In our study, several surgical techniques were used to fill the damaged sternal defect. We preferred wound debridement with negative pressure therapy followed by BPMMF or OF plastic. The advantages of the BPMMF are determined by its anatomy. It is richly vascularized by branches from the thoracoacromial artery and perforating branches of the ITA. After the ITA has been harvested, the pectoral major flap is still well vasculari­zed. It is adjacent to the sternum and due to the elasticity of the bilateral pectoral major flap, it is easily transpositioned and fills the sternal defect completely. During the transposition, the lateral insertion into the humerus was retained and a shoulder dysfunction was prevented. No additional incision was needed and a tension-free edge-to-edge wound closure was possible. The aesthetic and functional results are superior as compared to a vertical musculocutaneous rectus abdominis flap, often creating a skin paddle on the chest, which is responsible for a less satisfactory aesthetic result.23) Besides the aesthetic result, the BPMMF group had less recurrence and no herniation compared to the OF group (21% [4/19]). The economic impact of postoperative mediastinitis has also been evaluated in several studies.3,4) Patients with mediastinitis were shown to be hospitalized 20 days longer than patients without this complication.

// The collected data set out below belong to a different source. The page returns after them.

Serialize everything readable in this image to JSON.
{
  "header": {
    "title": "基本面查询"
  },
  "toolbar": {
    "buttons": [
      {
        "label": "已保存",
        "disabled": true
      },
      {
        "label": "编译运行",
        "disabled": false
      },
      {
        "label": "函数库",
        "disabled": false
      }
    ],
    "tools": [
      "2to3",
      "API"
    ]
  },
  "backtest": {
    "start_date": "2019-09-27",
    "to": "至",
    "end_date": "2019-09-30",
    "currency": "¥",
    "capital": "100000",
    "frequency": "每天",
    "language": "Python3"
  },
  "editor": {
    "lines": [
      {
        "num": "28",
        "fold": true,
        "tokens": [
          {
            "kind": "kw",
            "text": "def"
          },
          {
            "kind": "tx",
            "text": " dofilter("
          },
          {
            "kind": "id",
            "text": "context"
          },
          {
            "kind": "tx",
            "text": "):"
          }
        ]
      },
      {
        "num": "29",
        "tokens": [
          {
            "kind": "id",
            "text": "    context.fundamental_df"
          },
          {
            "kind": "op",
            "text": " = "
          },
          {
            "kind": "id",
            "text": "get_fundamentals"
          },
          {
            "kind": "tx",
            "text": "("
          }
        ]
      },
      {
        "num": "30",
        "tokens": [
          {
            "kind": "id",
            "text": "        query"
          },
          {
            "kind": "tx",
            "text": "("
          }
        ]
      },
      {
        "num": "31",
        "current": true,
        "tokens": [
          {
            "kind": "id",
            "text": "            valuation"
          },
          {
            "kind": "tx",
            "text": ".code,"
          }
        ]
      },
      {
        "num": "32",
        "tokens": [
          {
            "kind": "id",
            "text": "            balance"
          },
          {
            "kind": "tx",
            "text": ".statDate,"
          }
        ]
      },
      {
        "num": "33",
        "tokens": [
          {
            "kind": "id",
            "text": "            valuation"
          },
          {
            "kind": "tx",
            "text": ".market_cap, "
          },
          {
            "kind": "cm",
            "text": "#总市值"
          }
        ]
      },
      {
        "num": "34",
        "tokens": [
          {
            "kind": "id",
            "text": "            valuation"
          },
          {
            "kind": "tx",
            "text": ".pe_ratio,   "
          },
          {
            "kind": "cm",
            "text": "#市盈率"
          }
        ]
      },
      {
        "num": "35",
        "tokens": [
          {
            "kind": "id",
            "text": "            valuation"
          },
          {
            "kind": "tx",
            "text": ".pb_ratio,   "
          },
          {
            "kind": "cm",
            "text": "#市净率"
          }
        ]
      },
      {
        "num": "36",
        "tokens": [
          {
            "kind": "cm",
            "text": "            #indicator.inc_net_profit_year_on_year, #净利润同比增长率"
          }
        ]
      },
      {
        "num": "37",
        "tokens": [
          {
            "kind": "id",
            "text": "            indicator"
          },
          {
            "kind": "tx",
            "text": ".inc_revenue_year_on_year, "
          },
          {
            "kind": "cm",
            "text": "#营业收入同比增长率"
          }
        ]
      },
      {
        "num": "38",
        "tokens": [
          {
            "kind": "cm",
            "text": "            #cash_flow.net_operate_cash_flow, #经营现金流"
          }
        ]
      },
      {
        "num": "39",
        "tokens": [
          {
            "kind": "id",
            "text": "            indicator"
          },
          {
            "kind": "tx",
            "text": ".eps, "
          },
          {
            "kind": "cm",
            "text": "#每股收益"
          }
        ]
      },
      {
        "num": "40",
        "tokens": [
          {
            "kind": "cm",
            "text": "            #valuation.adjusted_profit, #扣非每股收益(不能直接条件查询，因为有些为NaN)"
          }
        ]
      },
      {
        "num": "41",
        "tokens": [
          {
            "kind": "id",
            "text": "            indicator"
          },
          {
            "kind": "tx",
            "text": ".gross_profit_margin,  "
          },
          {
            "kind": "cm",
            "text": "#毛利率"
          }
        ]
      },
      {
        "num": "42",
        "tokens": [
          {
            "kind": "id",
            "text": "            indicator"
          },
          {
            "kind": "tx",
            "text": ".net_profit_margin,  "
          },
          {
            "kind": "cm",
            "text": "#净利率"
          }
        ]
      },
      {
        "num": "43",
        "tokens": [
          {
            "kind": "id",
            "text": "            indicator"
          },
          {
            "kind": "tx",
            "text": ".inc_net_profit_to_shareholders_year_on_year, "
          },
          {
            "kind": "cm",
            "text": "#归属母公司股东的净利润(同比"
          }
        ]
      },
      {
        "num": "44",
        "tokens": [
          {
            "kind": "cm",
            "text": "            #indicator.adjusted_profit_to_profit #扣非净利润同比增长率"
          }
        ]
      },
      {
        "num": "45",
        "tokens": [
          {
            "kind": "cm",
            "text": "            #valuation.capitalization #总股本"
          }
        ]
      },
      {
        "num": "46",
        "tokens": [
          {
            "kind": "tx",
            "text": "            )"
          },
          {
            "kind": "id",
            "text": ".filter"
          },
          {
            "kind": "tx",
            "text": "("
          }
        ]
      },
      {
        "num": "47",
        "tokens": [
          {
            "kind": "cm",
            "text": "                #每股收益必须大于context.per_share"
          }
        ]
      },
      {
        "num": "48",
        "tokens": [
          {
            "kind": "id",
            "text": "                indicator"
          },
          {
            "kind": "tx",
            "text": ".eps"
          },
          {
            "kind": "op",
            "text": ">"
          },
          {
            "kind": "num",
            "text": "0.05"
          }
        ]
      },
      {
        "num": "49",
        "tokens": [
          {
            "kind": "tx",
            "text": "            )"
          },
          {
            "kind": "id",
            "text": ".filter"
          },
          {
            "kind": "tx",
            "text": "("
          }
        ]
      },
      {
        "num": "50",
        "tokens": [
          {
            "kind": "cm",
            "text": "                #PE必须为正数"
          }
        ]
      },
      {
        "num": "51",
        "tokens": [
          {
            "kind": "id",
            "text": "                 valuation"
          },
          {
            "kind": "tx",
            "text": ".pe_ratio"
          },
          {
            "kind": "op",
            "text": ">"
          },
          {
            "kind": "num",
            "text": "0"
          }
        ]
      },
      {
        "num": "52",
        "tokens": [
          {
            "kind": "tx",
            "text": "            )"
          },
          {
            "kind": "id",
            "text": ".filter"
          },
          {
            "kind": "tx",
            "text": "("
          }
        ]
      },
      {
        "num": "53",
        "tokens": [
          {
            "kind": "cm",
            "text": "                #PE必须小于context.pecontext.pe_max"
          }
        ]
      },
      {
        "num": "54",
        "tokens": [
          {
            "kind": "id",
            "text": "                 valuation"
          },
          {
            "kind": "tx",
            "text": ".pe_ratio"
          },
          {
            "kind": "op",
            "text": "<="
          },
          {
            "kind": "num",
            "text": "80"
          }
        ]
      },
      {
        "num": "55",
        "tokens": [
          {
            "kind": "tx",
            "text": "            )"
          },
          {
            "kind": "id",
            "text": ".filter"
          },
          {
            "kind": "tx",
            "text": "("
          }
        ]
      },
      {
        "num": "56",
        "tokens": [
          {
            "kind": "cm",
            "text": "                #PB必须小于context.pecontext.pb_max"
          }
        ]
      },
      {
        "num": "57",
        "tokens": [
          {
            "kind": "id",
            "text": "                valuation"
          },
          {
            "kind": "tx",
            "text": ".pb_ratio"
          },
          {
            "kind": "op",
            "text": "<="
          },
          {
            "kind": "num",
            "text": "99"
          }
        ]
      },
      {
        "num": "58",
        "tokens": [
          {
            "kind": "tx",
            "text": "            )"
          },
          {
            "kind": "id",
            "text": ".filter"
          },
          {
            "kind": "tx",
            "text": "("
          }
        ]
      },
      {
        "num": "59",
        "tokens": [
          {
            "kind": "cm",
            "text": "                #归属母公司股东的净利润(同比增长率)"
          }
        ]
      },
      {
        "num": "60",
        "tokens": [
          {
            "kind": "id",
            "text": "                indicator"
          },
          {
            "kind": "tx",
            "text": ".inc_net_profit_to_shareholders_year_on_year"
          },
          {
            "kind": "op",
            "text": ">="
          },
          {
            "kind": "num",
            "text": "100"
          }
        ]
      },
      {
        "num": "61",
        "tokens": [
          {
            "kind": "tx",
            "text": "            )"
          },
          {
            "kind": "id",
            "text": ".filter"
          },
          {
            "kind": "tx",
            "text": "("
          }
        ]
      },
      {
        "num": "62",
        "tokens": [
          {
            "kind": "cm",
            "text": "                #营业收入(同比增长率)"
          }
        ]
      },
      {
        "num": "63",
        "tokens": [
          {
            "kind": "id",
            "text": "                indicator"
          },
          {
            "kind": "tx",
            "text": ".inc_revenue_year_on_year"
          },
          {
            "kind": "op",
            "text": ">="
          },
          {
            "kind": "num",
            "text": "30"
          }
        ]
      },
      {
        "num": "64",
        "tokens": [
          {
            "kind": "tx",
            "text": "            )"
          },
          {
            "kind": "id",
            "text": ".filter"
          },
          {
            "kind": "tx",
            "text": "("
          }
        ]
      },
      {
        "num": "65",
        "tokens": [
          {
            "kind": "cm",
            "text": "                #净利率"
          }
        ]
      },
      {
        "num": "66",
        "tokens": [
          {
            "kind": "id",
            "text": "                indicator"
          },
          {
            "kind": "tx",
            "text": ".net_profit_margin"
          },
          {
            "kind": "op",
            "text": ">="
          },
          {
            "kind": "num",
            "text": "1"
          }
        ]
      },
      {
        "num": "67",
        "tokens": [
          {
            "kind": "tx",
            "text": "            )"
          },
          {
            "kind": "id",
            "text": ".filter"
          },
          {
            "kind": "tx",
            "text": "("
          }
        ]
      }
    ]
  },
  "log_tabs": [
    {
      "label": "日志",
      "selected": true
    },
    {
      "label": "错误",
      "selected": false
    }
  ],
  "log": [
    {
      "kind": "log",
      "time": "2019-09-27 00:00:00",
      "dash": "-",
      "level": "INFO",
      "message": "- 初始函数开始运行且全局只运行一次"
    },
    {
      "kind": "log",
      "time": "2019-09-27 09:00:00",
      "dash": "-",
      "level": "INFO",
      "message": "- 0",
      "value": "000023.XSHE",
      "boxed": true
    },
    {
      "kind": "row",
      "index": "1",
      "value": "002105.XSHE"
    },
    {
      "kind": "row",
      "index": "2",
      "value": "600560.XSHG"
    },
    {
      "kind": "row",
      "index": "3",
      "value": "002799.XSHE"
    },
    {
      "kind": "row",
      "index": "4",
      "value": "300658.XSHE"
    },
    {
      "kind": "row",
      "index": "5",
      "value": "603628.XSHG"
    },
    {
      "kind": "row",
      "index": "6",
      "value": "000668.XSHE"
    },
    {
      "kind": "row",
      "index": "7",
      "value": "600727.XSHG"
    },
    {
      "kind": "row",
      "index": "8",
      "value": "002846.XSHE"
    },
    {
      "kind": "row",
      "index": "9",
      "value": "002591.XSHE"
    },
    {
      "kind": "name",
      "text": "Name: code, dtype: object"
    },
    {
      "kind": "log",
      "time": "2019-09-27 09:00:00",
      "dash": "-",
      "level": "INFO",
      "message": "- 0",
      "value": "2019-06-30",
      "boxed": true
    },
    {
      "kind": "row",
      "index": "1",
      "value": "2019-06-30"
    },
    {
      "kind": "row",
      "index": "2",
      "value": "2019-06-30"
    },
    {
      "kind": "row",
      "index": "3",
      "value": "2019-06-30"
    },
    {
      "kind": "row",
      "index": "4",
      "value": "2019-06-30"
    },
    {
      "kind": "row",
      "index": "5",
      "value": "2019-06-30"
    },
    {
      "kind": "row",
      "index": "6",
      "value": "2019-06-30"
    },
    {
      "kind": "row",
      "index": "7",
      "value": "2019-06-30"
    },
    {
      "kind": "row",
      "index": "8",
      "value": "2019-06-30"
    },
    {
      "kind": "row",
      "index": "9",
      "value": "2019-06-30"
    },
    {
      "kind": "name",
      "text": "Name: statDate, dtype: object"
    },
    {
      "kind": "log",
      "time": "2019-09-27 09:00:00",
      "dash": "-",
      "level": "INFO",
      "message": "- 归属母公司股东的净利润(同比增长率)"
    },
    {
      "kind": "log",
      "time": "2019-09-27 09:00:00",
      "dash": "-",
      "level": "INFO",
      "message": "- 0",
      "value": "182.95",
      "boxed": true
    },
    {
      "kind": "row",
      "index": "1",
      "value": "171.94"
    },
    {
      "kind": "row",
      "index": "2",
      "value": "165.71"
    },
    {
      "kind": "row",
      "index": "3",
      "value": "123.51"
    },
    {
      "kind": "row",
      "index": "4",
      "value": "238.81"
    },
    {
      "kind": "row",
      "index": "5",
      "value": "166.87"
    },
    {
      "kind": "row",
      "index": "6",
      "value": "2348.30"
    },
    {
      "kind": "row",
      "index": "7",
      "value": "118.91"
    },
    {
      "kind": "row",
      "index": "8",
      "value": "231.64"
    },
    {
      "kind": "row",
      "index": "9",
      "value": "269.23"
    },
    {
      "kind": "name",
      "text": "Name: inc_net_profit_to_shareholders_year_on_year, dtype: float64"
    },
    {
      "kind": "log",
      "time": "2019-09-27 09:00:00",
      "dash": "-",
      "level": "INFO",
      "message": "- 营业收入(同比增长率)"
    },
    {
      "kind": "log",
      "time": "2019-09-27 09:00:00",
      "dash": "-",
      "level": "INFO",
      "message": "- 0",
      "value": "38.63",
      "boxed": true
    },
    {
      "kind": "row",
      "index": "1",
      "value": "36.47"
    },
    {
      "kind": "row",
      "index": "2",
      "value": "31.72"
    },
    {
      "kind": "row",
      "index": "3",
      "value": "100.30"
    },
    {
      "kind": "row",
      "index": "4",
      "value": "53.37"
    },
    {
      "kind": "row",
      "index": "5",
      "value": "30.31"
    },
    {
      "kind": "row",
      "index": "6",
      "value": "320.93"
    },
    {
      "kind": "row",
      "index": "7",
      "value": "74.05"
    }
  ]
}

Although it did not reach statistical significance, our study showed a strong trend toward a prolonged hospitalization in the omental group in comparison to the BPMMF group.

Conclusion

BPMMF is a cornerstone in our treatment concept of DSWI. Our algorithm combines early systemic antibiotic therapy with staged surgical procedure, starting with a multistep negative pressure wound therapy and definitive wound reconstruction with BPMMF. The BPMMF procedure can be accomplished earlier, it is safe, and it provided satisfactory clinical and aesthetical results. This justifies the invasive nature of the BPMMF procedure and suggests this application as a primary approach in younger (<70 years) patients without sternal bone necrosis. Omentoplasty and the combinational approach remain as exceptional alternatives when other strategies fail.

Disclosure Statement

The authors declare that they have no conflict of interest.